“The rate of exodus over the past 49 years points to that direction,” the Dhaka University teacher says in his book Political economy of reforming agriculture-land-water bodies in Bangladesh
Barakat was addressing the book launching ceremony at Senate Bhaban of Dhaka University.
From 1964 to 2013, around 11.3 million Hindus left Bangladesh due to religious persecution and discrimination, he said. It means on an average 632 Hindus left the country each day and 230,612 annually.
From his 30-year-long research, Barkat found that the exodus mostly took place during military governments after independence.
Before the Liberation War, the daily rate of migration was 705 while it was 512 during 1971-1981 and 438 during 1981-1991. The number increased to 767 persons each day during 1991-2001 while around 774 persons left the country during 2001-2012, the book says.

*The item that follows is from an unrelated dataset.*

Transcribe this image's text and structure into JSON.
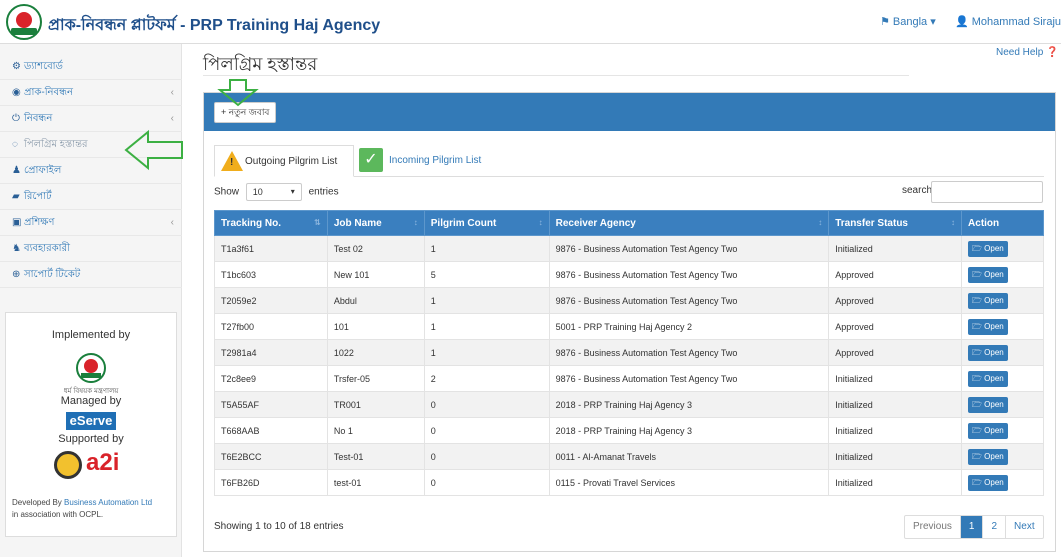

DU teacher Prof Ajoy Roy said the government grabbed the properties of the Hindus during the Pakistan regime describing them as enemy property and the same properties were taken by the government after independence as vested property.
According to the book, these two measures made 60% of the Hindus landless.
Retired Justice Kazi Ebadul Haque said the minorities and the poor were deprived of their land rights. For example, when a shoal rises in a river the local leaders register them in the name of poor people, but the same leaders file a case and take the land under the possessions showing the court's stay order.
The deprived people remain deprived, he said, adding that the land management system should be reformed.
Dhaka University teacher Prof Farid Uddin Ahmed said that the government has to ensure that the indigenous people would not be affected or harmed. “The government must ensure that the people do not think about leaving the country for once.”
No accurate estimation of indigenous people
Discussing on a separate book of Prof Barkat Political Economy of Unpeopling of Indigenous People: The case of Bangladesh
published yesterday, former NHRC chairman Prof Mizanur Rahman said that there was no accurate estimation of the indigenous peoples living in the country.
He mentioned that at least 22 indigenous groups had disappeared from the country.
Prof Mizanur also urged Jyotirindra Bodhipriya Larma alias Santu Larma to inform the indigenous peoples of the Chittagong Hill Tracts about the 1997 Peace Accord.
In his speech, Bangladesh Adivasi Forum President Santu Larma agreed that the implementation of the Peace Accord was not the only solution to the crises in the CHT region.
He added that the current stance of the ruling party would not solve the disputes through different reform programmes, rather they want to hinder the process. “We need a people-oriented government. But the reality of state mechanism does not allow this to happen.”
Santu Larma, also chairman of the CHT Regional Council, claimed that over 50 indigenous groups were on the verge of extinction, but they want to live with dignity with the remaining indigenous groups.
Prof Ajoy Roy observed that in his book Prof Barkat had used the word adivasi even the government does not recognise them as indigenous peoples.
Prof Barkat dedicated the book to his childhood friends who belonged to “Buno” indigenous group, but now remain traceless, Prof Ajoy Roy said, adding that he too had met the group in a small forest in Faridpur.
“I have not heard about them since long … May be they were forced to leave the place by the land grabbers and have gone to India and took a different name.”
Prof Mizanur said although the prime minister had taken stance in favour of the indigenous peoples, the ruling party leaders were involved in heinous activities against them.
Addressing the programme as chief guest, Civil Aviation Minister Rashed Khan Menon urged rights activists to stand by the side of the indigenous peoples.